L’editore di questo giornale, Carlo De Benedetti, in una lettera aperta al segretario del Pd il concetto lo ha espresso con efficacia: presentatevi (presentiamoci) agli italiani con un programma indispensabile nella vita di tanti e che fondi sulla lotta a disuguaglianze sempre meno sostenibili e più indecenti la conquista di un consenso altrimenti dirottato verso l’astensione o la destra.

Qui entra in scena il secondo impegno. Ha ragione Romano Prodi, non per caso l’unico che per due volte la destra è riuscito a battere nei seggi e non nella manovra di palazzo: la prossima campagna elettorale si vincerà riscoprendo un moto vastissimo di partecipazione dal basso. Che poi fu la ricetta preziosa del primo Ulivo.

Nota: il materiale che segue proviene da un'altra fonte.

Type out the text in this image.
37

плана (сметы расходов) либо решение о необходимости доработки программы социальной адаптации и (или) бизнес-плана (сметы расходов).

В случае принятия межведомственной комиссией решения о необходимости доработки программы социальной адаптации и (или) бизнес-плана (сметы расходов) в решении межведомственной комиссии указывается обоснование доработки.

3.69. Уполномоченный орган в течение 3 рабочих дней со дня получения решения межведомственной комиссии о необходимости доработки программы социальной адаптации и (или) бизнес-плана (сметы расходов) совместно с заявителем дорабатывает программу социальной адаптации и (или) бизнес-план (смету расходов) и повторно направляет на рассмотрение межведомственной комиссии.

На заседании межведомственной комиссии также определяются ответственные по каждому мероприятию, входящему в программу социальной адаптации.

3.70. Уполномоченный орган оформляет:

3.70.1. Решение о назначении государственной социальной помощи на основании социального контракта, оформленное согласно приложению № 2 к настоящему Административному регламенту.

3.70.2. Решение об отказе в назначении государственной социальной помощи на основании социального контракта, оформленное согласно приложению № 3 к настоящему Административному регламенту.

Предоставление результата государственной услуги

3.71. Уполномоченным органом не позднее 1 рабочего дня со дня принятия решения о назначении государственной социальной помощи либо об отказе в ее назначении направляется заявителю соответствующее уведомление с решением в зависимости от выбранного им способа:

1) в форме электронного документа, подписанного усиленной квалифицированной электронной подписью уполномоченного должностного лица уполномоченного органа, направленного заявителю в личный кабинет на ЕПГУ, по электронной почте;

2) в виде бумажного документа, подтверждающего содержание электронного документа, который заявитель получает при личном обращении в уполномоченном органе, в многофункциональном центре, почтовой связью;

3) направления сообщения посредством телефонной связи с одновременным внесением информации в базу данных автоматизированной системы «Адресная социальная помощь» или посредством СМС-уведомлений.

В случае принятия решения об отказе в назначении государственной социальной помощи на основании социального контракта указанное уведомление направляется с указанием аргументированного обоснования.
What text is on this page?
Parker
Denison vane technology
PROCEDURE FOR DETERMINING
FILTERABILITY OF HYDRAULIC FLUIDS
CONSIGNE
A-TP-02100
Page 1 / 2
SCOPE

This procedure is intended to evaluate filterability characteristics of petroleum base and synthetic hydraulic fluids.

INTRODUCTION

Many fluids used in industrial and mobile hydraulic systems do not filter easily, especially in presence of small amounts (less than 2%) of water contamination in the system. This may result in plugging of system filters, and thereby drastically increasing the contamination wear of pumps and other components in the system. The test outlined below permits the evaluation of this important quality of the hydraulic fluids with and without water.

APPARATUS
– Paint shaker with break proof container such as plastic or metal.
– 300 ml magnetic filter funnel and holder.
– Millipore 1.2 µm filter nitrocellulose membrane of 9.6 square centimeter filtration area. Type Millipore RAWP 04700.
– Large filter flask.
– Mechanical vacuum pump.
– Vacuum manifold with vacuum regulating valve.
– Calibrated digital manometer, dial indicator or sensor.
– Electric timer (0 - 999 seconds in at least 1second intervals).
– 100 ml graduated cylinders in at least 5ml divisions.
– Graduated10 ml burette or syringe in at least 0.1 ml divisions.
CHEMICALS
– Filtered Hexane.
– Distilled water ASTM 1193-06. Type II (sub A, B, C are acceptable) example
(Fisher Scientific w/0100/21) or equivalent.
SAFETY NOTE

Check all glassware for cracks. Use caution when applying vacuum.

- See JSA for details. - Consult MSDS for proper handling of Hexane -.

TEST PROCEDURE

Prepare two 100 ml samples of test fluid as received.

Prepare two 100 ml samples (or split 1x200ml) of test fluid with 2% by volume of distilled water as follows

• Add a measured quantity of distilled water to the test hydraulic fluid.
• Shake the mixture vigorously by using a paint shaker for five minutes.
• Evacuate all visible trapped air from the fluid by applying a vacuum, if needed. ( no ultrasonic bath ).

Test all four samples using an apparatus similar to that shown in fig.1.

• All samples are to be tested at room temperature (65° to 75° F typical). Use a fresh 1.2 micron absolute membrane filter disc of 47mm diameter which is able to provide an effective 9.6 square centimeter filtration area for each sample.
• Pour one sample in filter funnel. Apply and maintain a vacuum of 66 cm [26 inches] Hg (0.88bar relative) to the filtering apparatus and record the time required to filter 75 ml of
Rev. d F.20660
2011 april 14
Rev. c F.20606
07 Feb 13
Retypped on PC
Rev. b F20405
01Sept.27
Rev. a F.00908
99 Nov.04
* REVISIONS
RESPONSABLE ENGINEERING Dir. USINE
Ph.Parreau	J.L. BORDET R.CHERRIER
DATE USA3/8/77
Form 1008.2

Una semina sul triplo versante (lavoro, impresa, cultura) che in un pugno di mesi riuscì a scuotere la pianta delle disillusioni – ce n’erano anche allora – dando vita a una mobilitazione di cittadini (comitati civici per “l’Italia che vogliamo”, associazioni, movimenti tematici) capace di moltiplicare i contenuti portanti di quella stagione in uno spirito di appartenenza destinato a fare la differenza con un avversario ricco, ricchissimo, di mezzi finanziari e reti televisive, ma carente sul versante di una piena cittadinanza politica.

Mai più larghe intese

Terza e ultima raccomandazione. Enrico Letta lo ha detto a più riprese e senza margini di ambiguità: la stagione delle larghe intese si chiude col governo in carica.

Concetto tanto più da tenere in conto se pensiamo che quasi sicuramente il voto per il futuro parlamento si vedrà appaiato a quello per il governo di alcune regioni tra le più importanti e popolose.

Parliamo di una Lombardia forse per la prima volta “espugnabile” dopo qualche decennio di dominio incontrastato della destra a trazione leghista e di quel Lazio dove l’alleanza tra Pd e Cinque stelle ha conosciuto una sperimentazione precoce e in apparenza tuttora in salute.

Ma tornando all’impegno del segretario del Pd, per il dopo, noi – almeno noi – non siamo disponibili a proseguire in una logica che rimuove la natura di una democrazia dell’alternanza dove chi ottiene il consenso più alto esercita il diritto e l’onere a governare mentre gli altri si attrezzano a svolgere il compito di una opposizione incalzante.

 L’idea cara a qualcuno di scommettere sull’ennesima impasse così da veder sorgere l’alba di un altro esecutivo tecnico o di responsabilità nazionale temo non tenga in alcun conto uno scenario internazionale dove le democrazie dell’occidente, a cominciare da quella americana, soffrono da anni l’urto di eventi (la crisi, la pandemia, la guerra) che ne indebolisce la tenuta.

Per contenere derive regressive anche sul terreno dei valori, è necessario che milioni di cittadini tornino a sentirsi partecipi e protagonisti della scelta del “loro” governo.

Anche tutto ciò entrerà nell’agone politico tra pochi mesi e, come si dice, prepararsi con un buon bagaglio è la premessa per arrivare in fondo.